Se è già così complicato il digital, figurarsi l’integrazione della misurazione con la tv, dove molti paesi adottano standard e approcci diversi già a partire delle definizioni. Inoltre, si stanno ristabilendo le gerarchie delle metriche che assegnano valore a una destinazione online: la reach and frequency sta lasciando il posto all’attenzione e all’engagement. «Avere moltissimi utenti è poco significativo se non si riesce a conquistare la loro attenzione». Secondo i dati portati da Angelini, tra le TOP 100 properties sono 64 quelle che superano il 10% di audience reach sulla popolazione mobile - ma solo 10 quelle che superano la soglia dell’1% del totale del tempo speso
L’avvento della blockchain
Mentre il segmento è alle prese con queste complicazioni, appare l’elemento di disruption: la blockchain. Utile in una serie potenzialmente illimitata di operazioni, spalmate su segmenti completamente diversi, tra cui i media, al quarto posto nella classifica di adozione a pari merito con la categoria Agri-food (5%).
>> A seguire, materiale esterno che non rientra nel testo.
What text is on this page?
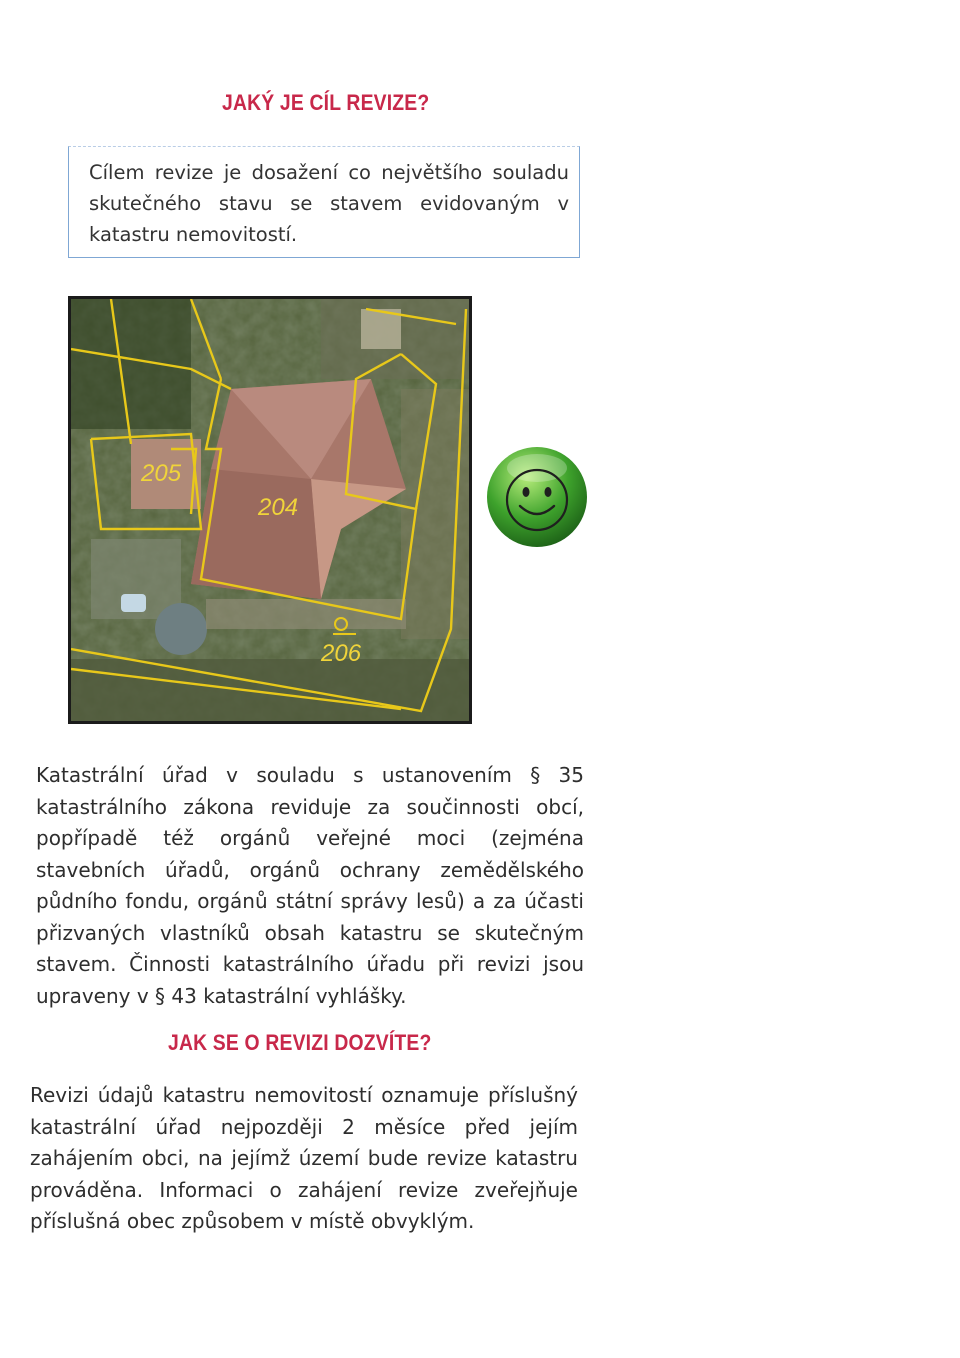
JAKÝ JE CÍL REVIZE?
Cílem revize je dosažení co největšího souladu skutečného stavu se stavem evidovaným v katastru nemovitostí.
205
204
206
Katastrální úřad v souladu s ustanovením § 35 katastrálního zákona reviduje za součinnosti obcí, popřípadě též orgánů veřejné moci (zejména stavebních úřadů, orgánů ochrany zemědělského půdního fondu, orgánů státní správy lesů) a za účasti přizvaných vlastníků obsah katastru se skutečným stavem. Činnosti katastrálního úřadu při revizi jsou upraveny v § 43 katastrální vyhlášky.
JAK SE O REVIZI DOZVÍTE?
Revizi údajů katastru nemovitostí oznamuje příslušný katastrální úřad nejpozději 2 měsíce před jejím zahájením obci, na jejímž území bude revize katastru prováděna. Informaci o zahájení revize zveřejňuje příslušná obec způsobem v místě obvyklým.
Nello specifico, sia l’advertising – in cui è impiegata nell’user engagement e per la media transparency «quando le operazioni digitali possono essere salvate su un registro condiviso accessibile a tutti gli attori coinvolti», spiega Valeria Portale, Direttore dell’Osservatorio Blockchain e Distributed Ledger dei Politecnico di Milano -, sia i content - per la difesa del copyright e proprietà intellettuale, per il crowdsourcing e per difendersi dalle fake news -, sia i social network ne sono coinvolti. «L’adozione sempre maggiore di questa tecnologia porterà a rivoluzioni nel campo digitale. Ad esempio potremmo raggiungere un punto in cui l’utente sarà proprietario e venditore dei suoi stessi dati, venendo remunerato per entrare a contatto con un’inserzione. Va da sé che i modelli di business degli operatori dovranno essere rivisti», aggiunge Portale.